Dal “pubblico di studenti” siamo dunque al “pubblico di clienti”: insomma, l’Università, quella che si vorrebbe laboratorio di formazione e cultura sta dentro il mercato, e forse Boas Erez, che perseguiva esplicitamente in questi ultimi tempi anche altri obiettivi, a cominciare dal più vivo e fruttuoso rapporto fra Istituto e Territorio per togliere all’Università l’immagine di torre d’avorio, ecco, forse non si è mostrato sufficientemente sensibile alle “esigenze del mercato”.
Anzi, fra i suoi “torti”, proprio nell’ottica di una diversa predisposizione verso la città ed il territorio da parte della sua gestione, vi è stato quello, rilevato ed enfatizzato in vario modo, a cominciare dal solito “Mattino”, di essersi messo all’ascolto e a disposizione in quanto mediatore nei confronti delle rivendicazioni dell’autogestione nel post-29 maggio.
Una questione, quella della “vicinanza” di Boas Erez all’autogestione (in verità tutta da analizzare e soprattutto da leggere in termini, appunto, di mediazione e di coinvolgimento personale, non istituzionale) che è stata strumentalmente già impugnata da Paride Pelli nel suo fondo del CdT di sabato 23.4.22 per dire, in buona sostanza che chi va al Molino s’infarina, insomma che un rettore che si siede in assemblea con i molinari, la sanzione se la va poi a cercare.
Le tesi di Pelli hanno poi trovato adeguata e (questa sì) prevedibile eco nella prima e nella terza pagina del “Mattino”, in cui, una volta di più, Lorrendo Quadri (ci si passi, per una volta, l’utilizzazione del suo repertorio stilistico) parla di “siluramento”, di “rottamazione”, esultando per l’allontanamento di Boas Erez, definito “protettore dei brozzoni autogestiti”.
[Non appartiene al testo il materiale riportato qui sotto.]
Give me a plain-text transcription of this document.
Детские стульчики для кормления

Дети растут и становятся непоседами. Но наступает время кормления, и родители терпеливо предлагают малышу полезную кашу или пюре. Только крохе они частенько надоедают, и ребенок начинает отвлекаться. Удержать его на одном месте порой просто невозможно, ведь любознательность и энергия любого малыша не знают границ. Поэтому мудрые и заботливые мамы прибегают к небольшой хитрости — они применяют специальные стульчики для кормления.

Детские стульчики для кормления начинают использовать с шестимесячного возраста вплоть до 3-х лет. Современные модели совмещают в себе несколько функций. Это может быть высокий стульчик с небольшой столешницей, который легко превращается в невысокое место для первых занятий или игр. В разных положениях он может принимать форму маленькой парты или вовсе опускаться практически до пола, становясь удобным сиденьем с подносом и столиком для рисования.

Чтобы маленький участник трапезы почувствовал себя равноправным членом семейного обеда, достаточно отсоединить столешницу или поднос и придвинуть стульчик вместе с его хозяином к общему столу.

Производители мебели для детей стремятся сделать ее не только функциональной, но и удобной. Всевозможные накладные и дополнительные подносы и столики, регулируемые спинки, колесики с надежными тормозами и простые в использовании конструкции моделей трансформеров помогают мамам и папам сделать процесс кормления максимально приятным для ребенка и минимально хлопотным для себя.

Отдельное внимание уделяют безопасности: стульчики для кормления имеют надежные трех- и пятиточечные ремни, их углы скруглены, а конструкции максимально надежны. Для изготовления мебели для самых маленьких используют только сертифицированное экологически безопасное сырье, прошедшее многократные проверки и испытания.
Eccoci così ripiombati nel “paese reale”, quello della politichetta spicciola, delle esecuzioni sommarie, dei giudizi lapidari, poco importa se fedeli ai fatti. L’Università è quella voluta da Bignasca, ci ricorda Quadri, e come tale va gestita, non certo lasciandola in mano ad un rettore “dalla forte personalità”, poco incline al compromesso, sempre per dirla con Paride Pelli.
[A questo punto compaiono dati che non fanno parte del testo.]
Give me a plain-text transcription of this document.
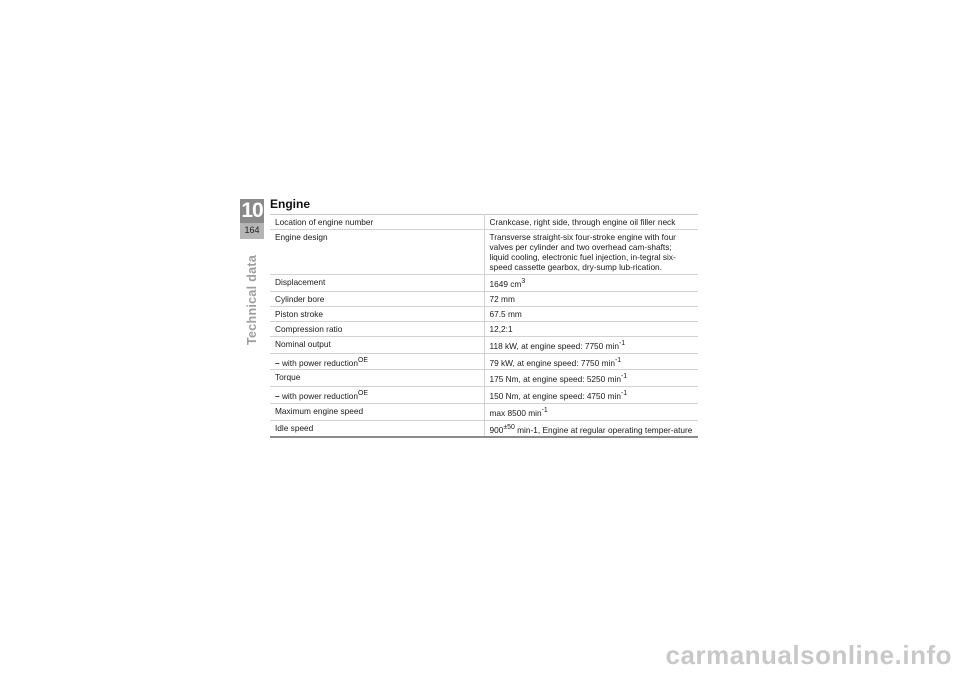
10
164
Technical data
Engine
Location of engine number	Crankcase, right side, through engine oil filler neck
Engine design	Transverse straight-six four-stroke engine with four valves per cylinder and two overhead cam-shafts; liquid cooling, electronic fuel injection, in-tegral six-speed cassette gearbox, dry-sump lub-rication.
Displacement	1649 $cm^3$
Cylinder bore	72 mm
Piston stroke	67.5 mm
Compression ratio	12,2:1
Nominal output	118 kW, at engine speed: 7750 $\min^{-1}$
– with power reduction$^{OE}$	79 kW, at engine speed: 7750 $\min^{-1}$
Torque	175 Nm, at engine speed: 5250 $\min^{-1}$
– with power reduction$^{OE}$	150 Nm, at engine speed: 4750 $\min^{-1}$
Maximum engine speed	max 8500 $\min^{-1}$
Idle speed	$900^{\pm 50}$ min-1, Engine at regular operating temper-ature
carmanualsonline.info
Che Boas Erez abbia condotto l’Istituto ai successi che tutti gli riconoscono e nello stesso tempo cercasse, a modo suo forse, nuovi modelli di organizzazione socio-culturale per una “Lugano aperta”, questo conta poco, visto che a contare sono i conti, gli aspetti amministrativi, per un CU in cui ci si guarda bene dal mettere altrettanto in discussione le competenze di chi lo presiede, e per opinionisti di vario genere (sempre con occhio attento alla politica) che impugnano subito la penna come una baionetta, con varie gradazioni di eleganza.
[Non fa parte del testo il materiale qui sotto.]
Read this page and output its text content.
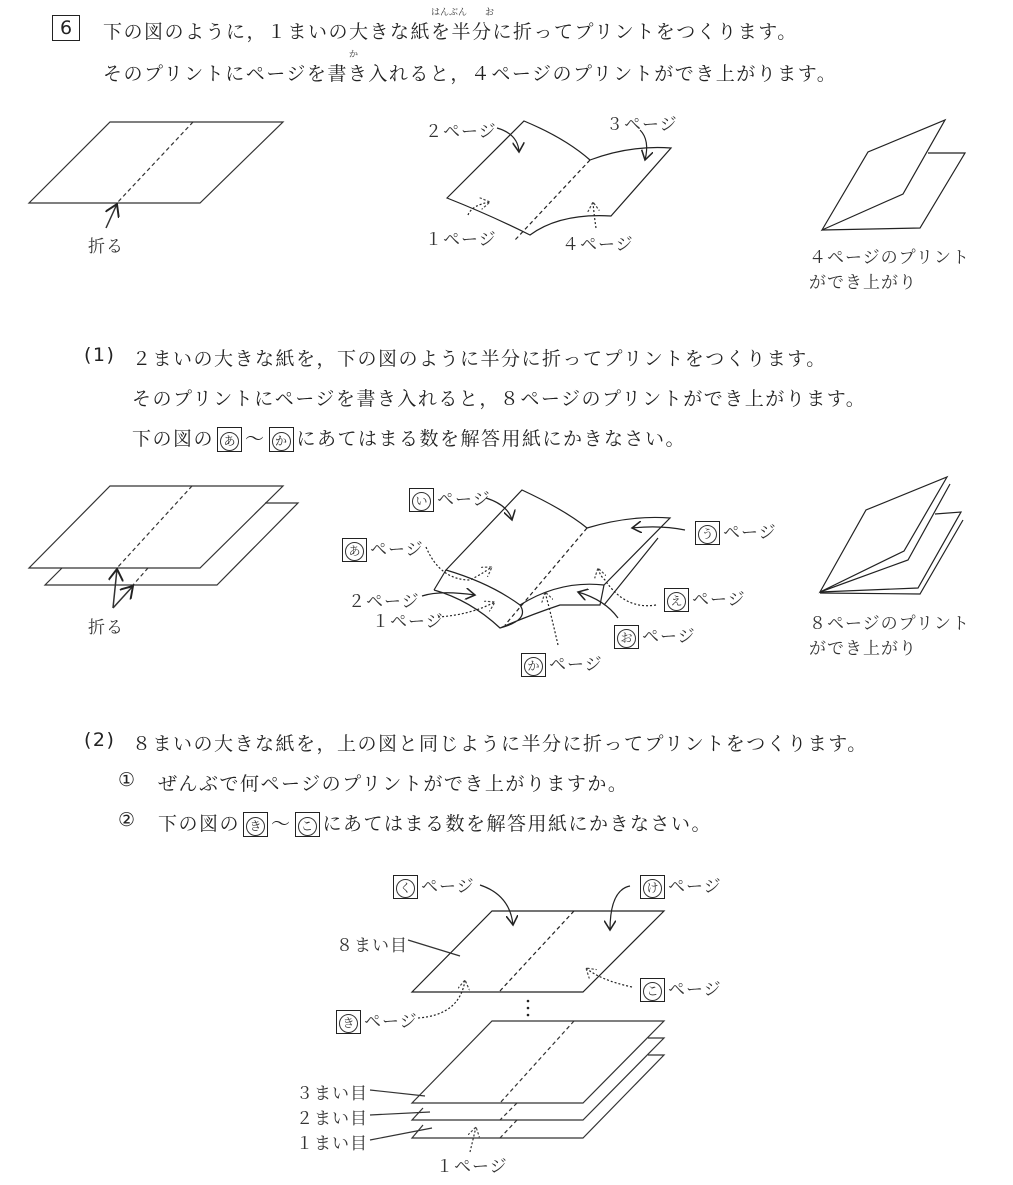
6
はんぶん お
下の図のように，１まいの大きな紙を半分に折ってプリントをつくります。
か
そのプリントにページを書き入れると，４ページのプリントができ上がります。
折る
２ページ	３ページ
１ページ	４ページ
４ページのプリント
ができ上がり
(1) ２まいの大きな紙を，下の図のように半分に折ってプリントをつくります。
そのプリントにページを書き入れると，８ページのプリントができ上がります。
下の図の あ ～ か にあてはまる数を解答用紙にかきなさい。
折る
い ページ
あ ページ
う ページ
２ページ
１ページ
え ページ
お ページ
か ページ
８ページのプリント
ができ上がり
(2) ８まいの大きな紙を，上の図と同じように半分に折ってプリントをつくります。
① ぜんぶで何ページのプリントができ上がりますか。
② 下の図の き ～ こ にあてはまる数を解答用紙にかきなさい。
く ページ	け ページ
８まい目
こ ページ
き ページ
３まい目
２まい目
１まい目
１ページ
Peccato, perché i quasi 4000 studenti dell’USI di oggi, che pagano mediamente 4000 franchi all’anno di retta (8000 per gli stranieri) si meriterebbero un istituto che, adeguate fin che si vuole le sue strutture amministrative, continui comunque ad essere anzitutto quello che è diventato in questi venticinque anni: un polo di formazione, ricerca, cultura a livello internazionale. Un’eccellenza, nonostante le logiche da provincia che lo circondano e che potrebbero condizionarne tristemente il futuro.